Panique à Kaboul
Les talibans ont repris la main sur l’Afghanistan après deux décennies de luttes intestines. Mais la jeune génération peut-elle renoncer à la liberté qu’elle a goûtée durant cette parenthèse ?
Les talibans ont donc repris le contrôle de l’Afghanistan après vingt années de clandestinité et de guérilla. Vingt années pendant lesquelles, sous la protection des occidentaux, une démocratie (même corrompue) et une société libre ont pu se développer au moins dans les grandes villes du pays, comme Kaboul. Cela, quoiqu’on en dise, laisse des traces dans les esprits, même si la menace d’un retour en arrière se fait chaque jour plus plausible. Depuis une semaine, les images qui nous arrivent de la capitale afghane ont de quoi nous inquiéter. On sent, devant ces milliers d’hommes et de femmes massés près des aéroports, toute la détresse et toute la crainte des nouveaux maîtres du pays – car la date-butoir a été fixée au 31 août. A tel point qu’on peut déjà parler d’une catastrophe humanitaire.
Les talibans ont beau affirmer au reste du monde qu’ils ont changé et qu’ils n’exerceront pas de représailles sur leurs adversaires idéologiques, on sait à quoi s’attendre en voyant des miliciens fouetter déjà en pleine rue ceux qui osent protester. Qu’en sera-t-il de l’éducation des enfants et des droits des femmes dans la société, même composite, qu’ils préparent ? Car leur projet fondamental reste le même qu’il y a vingt ans : appliquer la seule loi qui vaille à leurs yeux, celle de la Charia et de l’Islam le plus radical. Ils peuvent toujours rétorquer que l’occident n’a pas le monopole de la vérité en matière de politique et de justice. Ou même que le droit d’ingérence viole le droit des peuples à disposer d’eux-mêmes. Pourquoi, dans ce cas, tant d’Afghans veulent aujourd’hui fuir leur pays, laisser derrière eux leur culture, si l’Islam, comme certains le disent en France, est une religion de tolérance et d‘amour ?
En France, justement, l’Islam est acceptable parce qu’il s’est mâtiné, peu ou prou, à la laïcité de notre république. Mais dans un pays, comme l’Afghanistan, qui ignore cette valeur, c’est différent. Ou plutôt c’était différent. Car, durant cette parenthèse de deux décennies, beaucoup de jeunes Afghans ont compris qu’un autre modèle de société était possible.

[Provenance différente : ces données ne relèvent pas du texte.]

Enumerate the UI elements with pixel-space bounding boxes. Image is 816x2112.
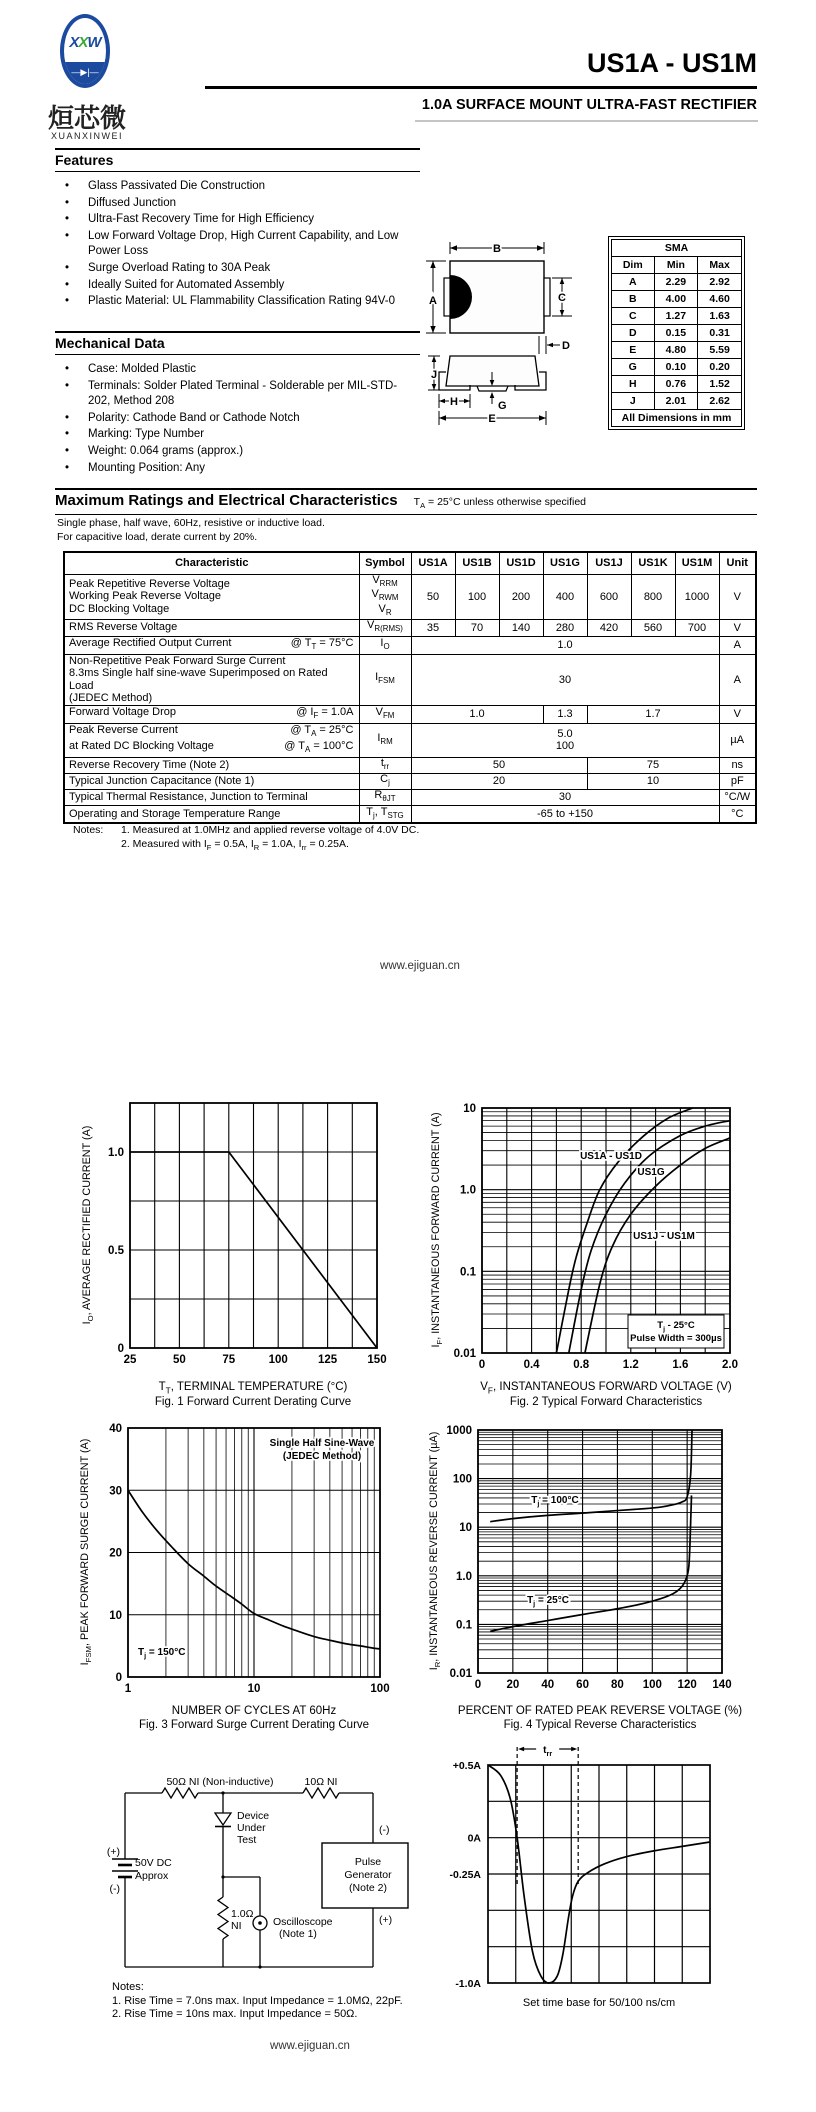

Et un peuple qui a goûté à la liberté, toute relative, de notre système politique, ne veut pas l’abandonner au profit d’une dictature basée sur des dogmes archaïques.
Certes les talibans seront surveillés, dans les prochains mois, par la communauté internationale. Ils seront sanctionnés, au moins sous l’anglé économique, s’ils vont trop loin dans la répression des opposants. Il n’empêche : avec eux, c’est un nouveau pays qui va se retrouver sous coupe réglée et cela peut donner une vigueur nouvelle à d’autres djihadistes qui luttent, comme en Afrique, pour imposer la même forme de domination aux populations locales.
Si cette situation a de quoi déranger l’Europe et les USA, elle ne gêne nullement la Chine et la Russie qui n’ont pas fermé leurs ambassades avec le retour des talibans. Ces derniers sont à peu près assurés de leur coopération commerciale. Entre régimes totalitaires, on peut toujours s’entendre, quelque soit le discours idéologique qui justifie l’usage de la terreur. Car pour eux, l’important c’est que les peuples continuent d’obéir au doigt et à l’œil de leurs dirigeants.